Forget the SpaceX IPO in 2026. This space stock is 1500 times cheaper.

By now you’ve heard the news: SpaceX will conduct an initial public offering in 2026 — at a $1.5 trillion valuation. CEO Elon Musk personally owns 42% of the company. Added to the $484 billion Musk is already worth, a $1.5 trillion valuation on SpaceX would officially make him the world’s first trillionaire.

wow

Despite all the talk about how people don’t like billionaires these days, investors seem more than happy to give Musk a 1,000x on that goal. They are lining up to participate in SpaceX’s IPO, unable to resist the prospect of owning a piece of the world’s largest and most successful space company.

I personally think it’s a bad idea. As we argued last month, SpaceX is likely to trade at a sky-high price of nearly 70 times annual sales, which we called “a valuation that’s very hard to defend.”

But what if you could buy a stock that looked a lot like SpaceX and cost 1,500 times less?

Image source: Getty Images.

No, I’m not talking about US space companies The rocket lab (NASDAQ:RKLB) or Blue Origin today. (Although Rocket Lab has it was a pretty great investment, and I happen to think Blue Origin might be one too.)

Instead, today I want to talk about LandSpace, arguably China’s best private space company and the closest thing China has to its own version of SpaceX.

China has a plethora of space start-ups with out-of-this-world names such as iSpace, Galactic Energy and Space Pioneer. However, LandSpace probably leads the pack in China.

Founded in 2015, LandSpace is 13 years younger than SpaceX and, apples to apples, is probably over a decade behind SpaceX in terms of development. Still, I’d say it’s the best China has right now.

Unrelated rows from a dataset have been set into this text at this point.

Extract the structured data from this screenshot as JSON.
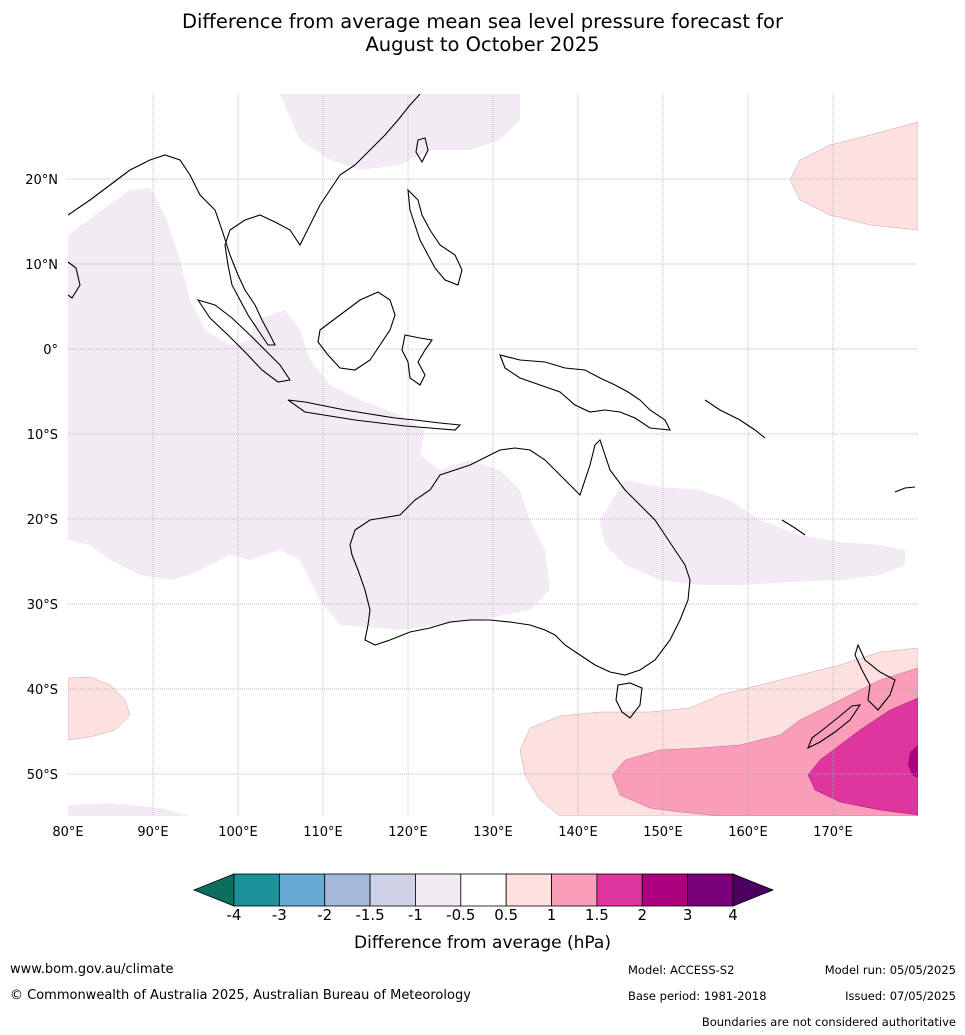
{
  "title_line1": "Difference from average mean sea level pressure forecast for",
  "title_line2": "August to October 2025",
  "map": {
    "lon_range": [
      80,
      180
    ],
    "lat_range": [
      -55,
      30
    ],
    "lon_ticks": [
      "80°E",
      "90°E",
      "100°E",
      "110°E",
      "120°E",
      "130°E",
      "140°E",
      "150°E",
      "160°E",
      "170°E"
    ],
    "lat_ticks": [
      "20°N",
      "10°N",
      "0°",
      "10°S",
      "20°S",
      "30°S",
      "40°S",
      "50°S"
    ],
    "gridlines": true,
    "regions": [
      {
        "name": "pacific-north-high",
        "category": "0.5 to 1"
      },
      {
        "name": "tasman-south-high",
        "category": "0.5 to 1"
      },
      {
        "name": "tasman-south-higher",
        "category": "1 to 1.5"
      },
      {
        "name": "nz-south-highest",
        "category": "1.5 to 2"
      },
      {
        "name": "indian-ocean-low",
        "category": "-1 to -0.5"
      },
      {
        "name": "australia-west-low",
        "category": "-1 to -0.5"
      },
      {
        "name": "coral-sea-low",
        "category": "-1 to -0.5"
      }
    ]
  },
  "colorbar": {
    "tick_labels": [
      "-4",
      "-3",
      "-2",
      "-1.5",
      "-1",
      "-0.5",
      "0.5",
      "1",
      "1.5",
      "2",
      "3",
      "4"
    ],
    "colors": [
      "#0b6e5f",
      "#1d9199",
      "#67aad3",
      "#a4b8da",
      "#cfd1e6",
      "#f3ebf4",
      "#ffffff",
      "#fde0e0",
      "#f99db8",
      "#de359e",
      "#ac007e",
      "#790079",
      "#4b0061"
    ],
    "label": "Difference from average (hPa)"
  },
  "footer": {
    "website": "www.bom.gov.au/climate",
    "copyright": "© Commonwealth of Australia 2025, Australian Bureau of Meteorology",
    "model": "Model: ACCESS-S2",
    "base_period": "Base period: 1981-2018",
    "model_run": "Model run: 05/05/2025",
    "issued": "Issued: 07/05/2025",
    "disclaimer": "Boundaries are not considered authoritative"
  }
}
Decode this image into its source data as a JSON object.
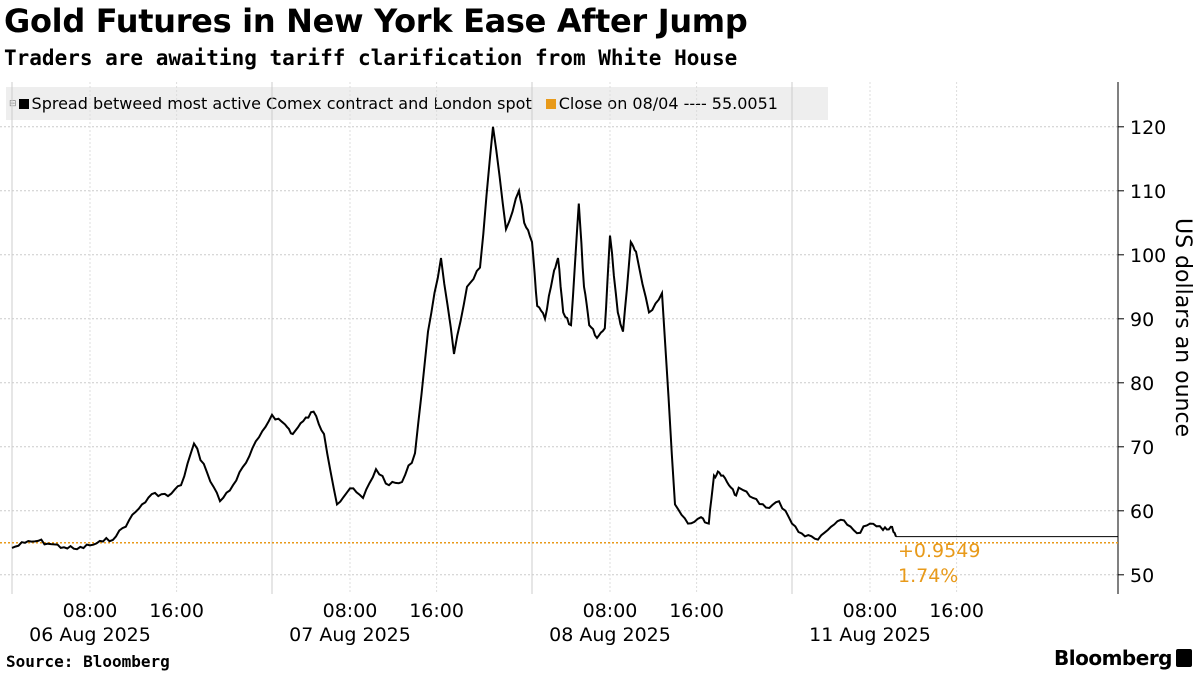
{
  "title": "Gold Futures in New York Ease After Jump",
  "subtitle": "Traders are awaiting tariff clarification from White House",
  "legend": {
    "series_label": "Spread betweed most active Comex contract and London spot",
    "close_label": "Close on 08/04 ---- 55.0051",
    "series_color": "#000000",
    "close_color": "#e89a1a"
  },
  "source": "Source: Bloomberg",
  "brand": "Bloomberg",
  "brand_icon": "bloomberg-terminal-icon",
  "chart_data": {
    "type": "line",
    "ylabel": "US dollars an ounce",
    "ylim": [
      47,
      127
    ],
    "yticks": [
      50,
      60,
      70,
      80,
      90,
      100,
      110,
      120
    ],
    "grid": true,
    "legend_position": "top-left",
    "x_labels": [
      {
        "time": "08:00",
        "date": "06 Aug 2025",
        "x": 0.3
      },
      {
        "time": "16:00",
        "date": "",
        "x": 0.633
      },
      {
        "time": "08:00",
        "date": "07 Aug 2025",
        "x": 1.3
      },
      {
        "time": "16:00",
        "date": "",
        "x": 1.633
      },
      {
        "time": "08:00",
        "date": "08 Aug 2025",
        "x": 2.3
      },
      {
        "time": "16:00",
        "date": "",
        "x": 2.633
      },
      {
        "time": "08:00",
        "date": "11 Aug 2025",
        "x": 3.3
      },
      {
        "time": "16:00",
        "date": "",
        "x": 3.633
      }
    ],
    "close_reference": 55.0051,
    "annotations": [
      "+0.9549",
      "1.74%"
    ],
    "series": [
      {
        "color": "#000000",
        "x": [
          0.0,
          0.05,
          0.1,
          0.15,
          0.2,
          0.25,
          0.3,
          0.35,
          0.4,
          0.45,
          0.5,
          0.55,
          0.6,
          0.65,
          0.7,
          0.75,
          0.8,
          0.85,
          0.9,
          0.95,
          1.0,
          1.05,
          1.08,
          1.12,
          1.16,
          1.2,
          1.25,
          1.3,
          1.35,
          1.4,
          1.45,
          1.5,
          1.55,
          1.6,
          1.65,
          1.7,
          1.75,
          1.8,
          1.85,
          1.9,
          1.95,
          1.97,
          2.0,
          2.02,
          2.05,
          2.08,
          2.1,
          2.12,
          2.15,
          2.18,
          2.2,
          2.22,
          2.25,
          2.28,
          2.3,
          2.33,
          2.35,
          2.38,
          2.4,
          2.45,
          2.5,
          2.55,
          2.6,
          2.65,
          2.68,
          2.7,
          2.72,
          2.75,
          2.78,
          2.8,
          2.85,
          2.9,
          2.95,
          3.0,
          3.05,
          3.1,
          3.15,
          3.2,
          3.25,
          3.3,
          3.35,
          3.38,
          3.4
        ],
        "values": [
          54.2,
          55.0,
          55.3,
          54.8,
          54.3,
          54.0,
          54.6,
          55.2,
          56.0,
          58.5,
          61.0,
          62.8,
          62.3,
          64.0,
          70.5,
          66.0,
          61.5,
          64.0,
          67.5,
          71.5,
          75.0,
          73.5,
          72.0,
          74.0,
          75.5,
          72.0,
          61.0,
          63.5,
          62.0,
          66.5,
          64.0,
          64.5,
          69.0,
          88.0,
          99.5,
          84.5,
          95.0,
          98.0,
          120.0,
          104.0,
          110.0,
          105.0,
          102.0,
          92.0,
          90.0,
          96.5,
          99.5,
          91.0,
          89.0,
          108.0,
          95.0,
          89.0,
          87.0,
          88.5,
          103.0,
          91.0,
          88.0,
          102.0,
          100.5,
          91.0,
          94.0,
          61.0,
          58.0,
          59.0,
          58.0,
          65.5,
          66.0,
          64.5,
          62.5,
          63.5,
          62.0,
          60.5,
          61.5,
          58.0,
          56.0,
          55.5,
          57.5,
          58.5,
          56.5,
          58.0,
          57.0,
          57.5,
          55.96
        ]
      }
    ]
  }
}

Best known for its liquid oxygen and liquid methane fueled Zhuque‑2 rocket, LandSpace first reached orbit in 2013; that rocket has flown four times since then. LandSpace’s latest project is the Zhuque-3 rocket. Not an original name — not an original idea. Modeled after SpaceX’s reusable Falcon 9, the Zhuque-3 reached orbit in December 2025, but crashed during the landing attempt (as did the first few reusable Falcon 9s).

In 2026, LandSpace aims to perfect the process. Twelve launches are planned this year and perhaps as many as 12 landing attempts. If the company’s performance is similar to that of SpaceX, at least one of these should succeed.